Надо сказать, что «передача» существования от перцепций к внешним вещам в рассуждениях Юма происходит довольно легко вследствие того, что этому способствовала его терминология: он называл перцепции также и «объектами» [2], т. е. своего рода вещами. От «вещи» к «внешней вещи» переход на словах совершается сравнительно малозаметно.
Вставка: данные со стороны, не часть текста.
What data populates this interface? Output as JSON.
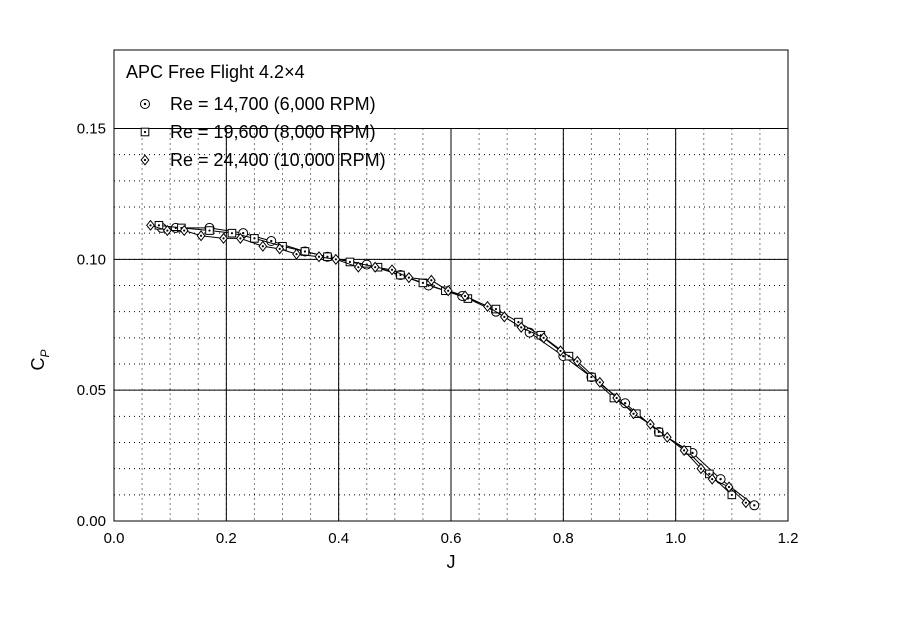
{
  "chart_data": {
    "type": "scatter",
    "title": "APC Free Flight 4.2×4",
    "xlabel": "J",
    "ylabel_main": "C",
    "ylabel_sub": "P",
    "xlim": [
      0.0,
      1.2
    ],
    "ylim": [
      0.0,
      0.18
    ],
    "x_ticks": [
      0.0,
      0.2,
      0.4,
      0.6,
      0.8,
      1.0,
      1.2
    ],
    "x_tick_labels": [
      "0.0",
      "0.2",
      "0.4",
      "0.6",
      "0.8",
      "1.0",
      "1.2"
    ],
    "y_ticks": [
      0.0,
      0.05,
      0.1,
      0.15
    ],
    "y_tick_labels": [
      "0.00",
      "0.05",
      "0.10",
      "0.15"
    ],
    "grid": true,
    "legend_position": "top",
    "series": [
      {
        "name": "Re = 14,700 (6,000 RPM)",
        "marker": "circle-dot",
        "x": [
          0.085,
          0.11,
          0.17,
          0.23,
          0.28,
          0.34,
          0.38,
          0.45,
          0.51,
          0.56,
          0.62,
          0.68,
          0.74,
          0.8,
          0.85,
          0.91,
          0.97,
          1.03,
          1.08,
          1.14
        ],
        "y": [
          0.112,
          0.112,
          0.112,
          0.11,
          0.107,
          0.103,
          0.101,
          0.098,
          0.094,
          0.09,
          0.086,
          0.08,
          0.072,
          0.063,
          0.055,
          0.045,
          0.034,
          0.026,
          0.016,
          0.006
        ]
      },
      {
        "name": "Re = 19,600 (8,000 RPM)",
        "marker": "square-dot",
        "x": [
          0.08,
          0.12,
          0.17,
          0.21,
          0.25,
          0.3,
          0.34,
          0.38,
          0.42,
          0.47,
          0.51,
          0.55,
          0.59,
          0.63,
          0.68,
          0.72,
          0.76,
          0.81,
          0.85,
          0.89,
          0.93,
          0.97,
          1.02,
          1.06,
          1.1
        ],
        "y": [
          0.113,
          0.112,
          0.111,
          0.11,
          0.108,
          0.105,
          0.103,
          0.101,
          0.099,
          0.097,
          0.094,
          0.091,
          0.088,
          0.085,
          0.081,
          0.076,
          0.071,
          0.063,
          0.055,
          0.047,
          0.041,
          0.034,
          0.027,
          0.018,
          0.01
        ]
      },
      {
        "name": "Re = 24,400 (10,000 RPM)",
        "marker": "diamond-dot",
        "x": [
          0.065,
          0.095,
          0.125,
          0.155,
          0.195,
          0.225,
          0.265,
          0.295,
          0.325,
          0.365,
          0.395,
          0.435,
          0.465,
          0.495,
          0.525,
          0.565,
          0.595,
          0.625,
          0.665,
          0.695,
          0.725,
          0.765,
          0.795,
          0.825,
          0.865,
          0.895,
          0.925,
          0.955,
          0.985,
          1.015,
          1.045,
          1.065,
          1.095,
          1.125
        ],
        "y": [
          0.113,
          0.111,
          0.111,
          0.109,
          0.108,
          0.108,
          0.105,
          0.104,
          0.102,
          0.101,
          0.1,
          0.097,
          0.097,
          0.096,
          0.093,
          0.092,
          0.088,
          0.086,
          0.082,
          0.078,
          0.074,
          0.07,
          0.065,
          0.061,
          0.053,
          0.047,
          0.041,
          0.037,
          0.032,
          0.027,
          0.02,
          0.016,
          0.013,
          0.007
        ]
      }
    ]
  }
}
(5) Завершающим шагом становится тезис о том, что перцепции суть следствия внешних вещей, причинно обусловлены ими. Таким образом, признак непрерывного существования перцепций, усиленный ранее признаком существования вне субъекта, дополняется теперь признаками «существовать независимо от субъекта» и «вызывает восприятия в субъекте» [3]. Именно ссылкой на существование внешних и независимых от субъекта вещей люди объясняют неожиданное появление новых перцепций. Например, восприятие письма из Америки получает свое объяснение через ссылку на объективное существование друга в Америке, почты, корабля, который привез письмо, и т.д. [4].


1 См. Edmund Konig. Die Entwicklung des Causalproblems von Cartesius bis Kant. Leipzig, 1888, S, 243.

2 T, стр. 189.

3 При этом исключается понимание субъекта как духовной субстанции, отвергаемой Юмом.

4 Т, стр. 184—185; ср. стр. 196.


214


Особого перехода от тезиса о существовании независимых от субъекта вещей к тезису о существовании материальной субстанции в теории познания Юму почти не требовалось, поскольку он отвергал картезианское понимание материальной субстанции как протяженного начала и гоббсово понимание ее как начала непроницаемого, оказывающего сопротивление проникновению внутрь. Поэтому для Юма субстанция — это не какая-то особая «подпора» чувственно воспринимаемых качеств, но лишь ассоциативный «принцип единения или сцепления» качеств [1], удобная фикция. Если Беркли считал, что эта фикция нужна людям для объяснения яркости некоторых идей, то Юм полагает, что она понадобилась для объяснения появления впечатлений в прежних их соединениях после перерывов в восприятиях. В письме к Генри Гоуму от 24 июля 1746 г. Юм писал: «Что касается идеи субстанции, то я должен признать, что ее не доставляют уму никакие ощущения или чувства; мне всегда представлялось, что это не что иное, как воображаемый пункт соединения (center of union) различных и изменчивых качеств, которые могут быть найдены в каждом фрагменте материи» [2].


Но с теоретической точки зрения, Юму представлялись иллюзорными как тезис о существовании вещей, независимых от субъекта, так и тезис о существовании материальной субстанции, которую он называл даже «непостижимой химерой». Теоретическое допущение чего-либо подобного «вещи в себе» Юм считал «философски недопустимой» мыслью [3], а искомый «принцип единения» ускользающим от исследователя. Юм повторяет аргументы Беркли и иронизирует над допущением «двойного существования» (восприятий и внешних объектов) и введением «новой фикции, которая принимает в расчет и гипотезу разума и гипотезу воображения, приписывая упомянутые противоречивые качества различным сущностям: прерывистость — восприятиям, а постоянство — объектам» [4]. Юм не понимает того, что именно его собственный агностицизм допускает «двойное существование», так как теоретически отрицает связь впечатлений и внешнего мира (источника впечатлений) и расчленяет действительность на два обособленных царства — мир перцепций и мир «веры».